PAGE 16
A Very Ill-Tempered Family
by
“I don’t care how many I do, if only I can,” said Bobby, drawing his willing arm across his steaming forehead. “I should like to have a fiery tail.”
“You can’t devour yourself once–let alone twelve times,” said I sternly. “Don’t be silly, Bob.”
It was not Bob I was impatient with in reality, it was Philip.
“If you really mean to desert the theatricals after all you promised, I would much rather try to do without you,” said I indignantly.
“Then you may!” retorted Philip. “I wash my hands of it and of the whole lot of you, and of every nursery entertainment henceforward!” and he got the fragments of his gun together with much clatter. But Charles had posted himself by the door to say his say, and to be ready to escape when he had said it.
“You’re ashamed of it, that’s it,” said he; “you want to sit among the grown-ups with a spy-glass, now you’ve got Apothecary Clinton’s son for a friend,”–and after this brief and insulting summary of the facts, Charles vanished. But Philip, white with anger, was too quick for him, and at the top of the back-stairs he dealt him such a heavy blow that Charles fell head-long down the first flight.
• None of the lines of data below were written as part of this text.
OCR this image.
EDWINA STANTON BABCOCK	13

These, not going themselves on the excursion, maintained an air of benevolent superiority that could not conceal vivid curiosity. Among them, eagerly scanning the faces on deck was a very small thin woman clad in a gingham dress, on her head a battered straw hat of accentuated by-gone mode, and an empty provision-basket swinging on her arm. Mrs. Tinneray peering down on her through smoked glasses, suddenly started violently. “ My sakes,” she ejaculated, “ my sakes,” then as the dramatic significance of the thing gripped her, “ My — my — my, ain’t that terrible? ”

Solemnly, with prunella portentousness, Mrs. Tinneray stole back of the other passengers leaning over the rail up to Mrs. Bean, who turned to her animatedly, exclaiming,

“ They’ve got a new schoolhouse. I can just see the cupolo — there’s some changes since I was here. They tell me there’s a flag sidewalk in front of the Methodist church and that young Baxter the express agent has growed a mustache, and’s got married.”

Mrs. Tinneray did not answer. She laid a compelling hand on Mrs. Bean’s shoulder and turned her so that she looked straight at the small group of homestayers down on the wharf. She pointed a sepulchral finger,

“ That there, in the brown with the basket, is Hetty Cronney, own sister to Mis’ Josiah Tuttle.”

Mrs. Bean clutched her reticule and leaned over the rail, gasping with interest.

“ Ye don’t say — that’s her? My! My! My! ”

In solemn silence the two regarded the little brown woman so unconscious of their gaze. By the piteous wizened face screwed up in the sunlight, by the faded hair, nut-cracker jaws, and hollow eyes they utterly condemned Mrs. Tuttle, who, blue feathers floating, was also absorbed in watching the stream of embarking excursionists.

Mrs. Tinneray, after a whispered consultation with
Alice and I flew to the rescue. I lived in dread of Philip really injuring Charles some day, for his blows were becoming serious ones as he grew taller and stronger, and his self-control did not seem to wax in proportion. And Charles’s temper was becoming very aggressive. On this occasion, as soon as he had regained breath, and we found that no bones were broken, it was only by main force that we held him back from pursuing Philip.
“I’ll hit him–I’ll stick to him,” he sobbed in his fury, shaking his head like a terrier, and doubling his fists. But he was rather sick with the fall, and we made him lie down to recover himself, whilst Alice, Bobby, and I laid our heads together to plan a substitute for Philip in the Dragon.
When bed-time came, and Philip was still absent, we became uneasy, and as I lay sleepless that night I asked myself if I had been to blame for the sulks in which he had gone off. In fits of passion Philip had often threatened to go away and never let us hear of him again. I knew that such things did happen, and it made me unhappy when he went off like this, although his threats had hitherto been no more than a common and rather unfair device of ill-temper.
CHAPTER VIII.
I HEAR FROM PHILIP–A NEW PART WANTED–I LOSE MY TEMPER–WE ALL LOSE OUR TEMPERS.
Next morning’s post brought the following letter from Philip:–
“MY DEAR ISOBEL,
“You need not bother about the Dragon–I’ll do it. But I wish you would put another character into the piece. It is for Clinton. He says he will act with us. He says he can do anything if it is a leading part. He has got black velvet knickerbockers and scarlet stockings, and he can have the tunic and cloak I wore last year, and the flap hat; and you must lend him your white ostrich feather. Make him some kind of a grandee. If you can’t, he must be the Prince, and Charles can do some of the Travellers. We are going out on the marsh this morning, but I shall be with you after luncheon, and Clinton in the evening. He does not want any rehearsing, only a copy of the plan. Let Alice make it, her writing is the clearest, and I wish she would make me a new one; I’ve torn mine, and it is so dirty, I shall never be able to read it inside the Dragon. Don’t forget.
“Your affectionate brother,
“PHILIP.”
There are limits to one’s patience, and with some of us they are not very wide. Philip had passed the bounds of mine, and my natural indignation was heightened by a sort of revulsion from last night’s anxiety on his account. His lordly indifference to other people’s feelings was more irritating than the trouble he gave us by changing his mind.